I used this example many years ago to learn basics of RMI and it still works. However it is far from being perfect (default Java package used, incorrect exception handling, hostname and port parameters are hard-coded and not configurable, etc.)
Nevertheless, it is good for starters. All the files can be placed in one directory and compiled using the simple javac *.java command. The server application can then be started using the java SomeServer and the client one by launching the java SomeClient command.

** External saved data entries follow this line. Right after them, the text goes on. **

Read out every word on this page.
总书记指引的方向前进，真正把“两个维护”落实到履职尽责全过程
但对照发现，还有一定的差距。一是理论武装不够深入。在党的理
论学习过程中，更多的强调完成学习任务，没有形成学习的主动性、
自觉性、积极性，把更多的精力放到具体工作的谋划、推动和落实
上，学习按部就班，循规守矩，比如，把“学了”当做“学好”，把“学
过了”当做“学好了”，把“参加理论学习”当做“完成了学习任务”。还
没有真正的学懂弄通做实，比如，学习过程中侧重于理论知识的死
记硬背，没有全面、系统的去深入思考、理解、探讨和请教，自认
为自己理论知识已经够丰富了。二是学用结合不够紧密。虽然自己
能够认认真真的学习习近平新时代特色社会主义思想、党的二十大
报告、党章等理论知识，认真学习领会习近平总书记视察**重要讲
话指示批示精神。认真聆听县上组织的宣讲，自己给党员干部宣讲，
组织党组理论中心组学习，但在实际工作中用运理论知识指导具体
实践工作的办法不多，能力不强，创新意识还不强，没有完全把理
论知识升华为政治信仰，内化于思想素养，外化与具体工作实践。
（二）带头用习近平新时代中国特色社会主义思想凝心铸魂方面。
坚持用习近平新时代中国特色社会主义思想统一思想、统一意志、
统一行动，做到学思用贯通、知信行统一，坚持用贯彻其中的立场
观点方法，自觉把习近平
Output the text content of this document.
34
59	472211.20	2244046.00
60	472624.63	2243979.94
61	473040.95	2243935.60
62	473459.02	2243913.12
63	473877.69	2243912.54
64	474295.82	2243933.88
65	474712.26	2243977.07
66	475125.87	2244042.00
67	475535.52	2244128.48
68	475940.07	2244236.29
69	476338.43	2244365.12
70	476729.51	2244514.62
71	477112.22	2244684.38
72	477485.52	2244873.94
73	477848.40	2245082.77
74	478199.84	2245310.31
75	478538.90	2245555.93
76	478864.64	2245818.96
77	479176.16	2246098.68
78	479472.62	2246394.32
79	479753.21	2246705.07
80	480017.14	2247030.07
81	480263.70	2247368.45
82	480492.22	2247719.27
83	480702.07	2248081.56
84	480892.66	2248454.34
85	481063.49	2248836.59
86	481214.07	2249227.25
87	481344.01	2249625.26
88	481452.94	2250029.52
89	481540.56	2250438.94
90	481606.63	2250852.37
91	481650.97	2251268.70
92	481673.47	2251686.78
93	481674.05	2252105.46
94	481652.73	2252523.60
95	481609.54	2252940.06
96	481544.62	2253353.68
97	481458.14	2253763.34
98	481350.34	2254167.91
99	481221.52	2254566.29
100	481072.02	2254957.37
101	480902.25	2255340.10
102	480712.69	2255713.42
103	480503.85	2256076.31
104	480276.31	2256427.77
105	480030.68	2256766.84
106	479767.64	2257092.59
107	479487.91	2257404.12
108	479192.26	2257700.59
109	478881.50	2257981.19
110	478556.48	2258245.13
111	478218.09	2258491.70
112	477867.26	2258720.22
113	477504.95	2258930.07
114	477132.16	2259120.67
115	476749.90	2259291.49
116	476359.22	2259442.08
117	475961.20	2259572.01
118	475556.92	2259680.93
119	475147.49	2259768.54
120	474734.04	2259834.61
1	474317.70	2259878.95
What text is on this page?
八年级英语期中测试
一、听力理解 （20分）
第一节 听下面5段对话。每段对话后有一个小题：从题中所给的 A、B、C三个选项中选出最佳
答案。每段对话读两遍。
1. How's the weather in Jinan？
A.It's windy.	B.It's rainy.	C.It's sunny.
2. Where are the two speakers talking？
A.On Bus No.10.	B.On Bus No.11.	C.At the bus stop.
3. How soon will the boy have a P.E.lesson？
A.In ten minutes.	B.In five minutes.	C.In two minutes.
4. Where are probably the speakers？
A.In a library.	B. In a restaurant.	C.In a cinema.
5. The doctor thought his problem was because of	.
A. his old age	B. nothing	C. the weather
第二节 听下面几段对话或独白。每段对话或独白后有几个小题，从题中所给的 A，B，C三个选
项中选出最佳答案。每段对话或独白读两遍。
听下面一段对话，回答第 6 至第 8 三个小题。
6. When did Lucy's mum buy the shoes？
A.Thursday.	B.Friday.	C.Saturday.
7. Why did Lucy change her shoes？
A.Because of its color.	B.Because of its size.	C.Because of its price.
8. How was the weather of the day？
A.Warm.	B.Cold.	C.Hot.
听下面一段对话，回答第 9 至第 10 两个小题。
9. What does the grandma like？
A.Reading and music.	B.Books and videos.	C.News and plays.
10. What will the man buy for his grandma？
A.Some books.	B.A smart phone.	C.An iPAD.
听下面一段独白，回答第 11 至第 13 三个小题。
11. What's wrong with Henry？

I hope this helps to understand the Java RMI which is, in fact, far more complicated than just this.
You shouldn't be generating stubs (if you are following a tutorial, it is way old). you can run the client without necessarily having the jars locally (using remote classloading), but it's way easier to do it this with the jars available locally (i've personally done a fair bit of RMI and never actually deployed a system with remote classloading). typically, you want 2 jars, a "client" jar with just the remote interfaces (and any Serializable classes used by those interfaces) and a "server" jar which includes the implementation classes. you would then run the server with the server jar, and the rmiregistry/client with the client jars.
This is a pretty good (up to date and simple) getting started guide.
To say it in short what the other answers elaborated:
The client needs only the common interfaces (and the client classes), not the server implementation.
The server needs interfaces and implementation (and your server main class).
The rmiregistry needs only the interfaces.
(Actually, you can start your own registry inside the server process - then you don't need the rmiregistry at all. Have a look at the createRegistry methods in the java.rmi.registry.LocateRegistry class.)
"Interfaces" here means both the remote interfaces and any (serializable) classes used by these as parameter or argument types.
How you distribute these classes to jar files is independent of this.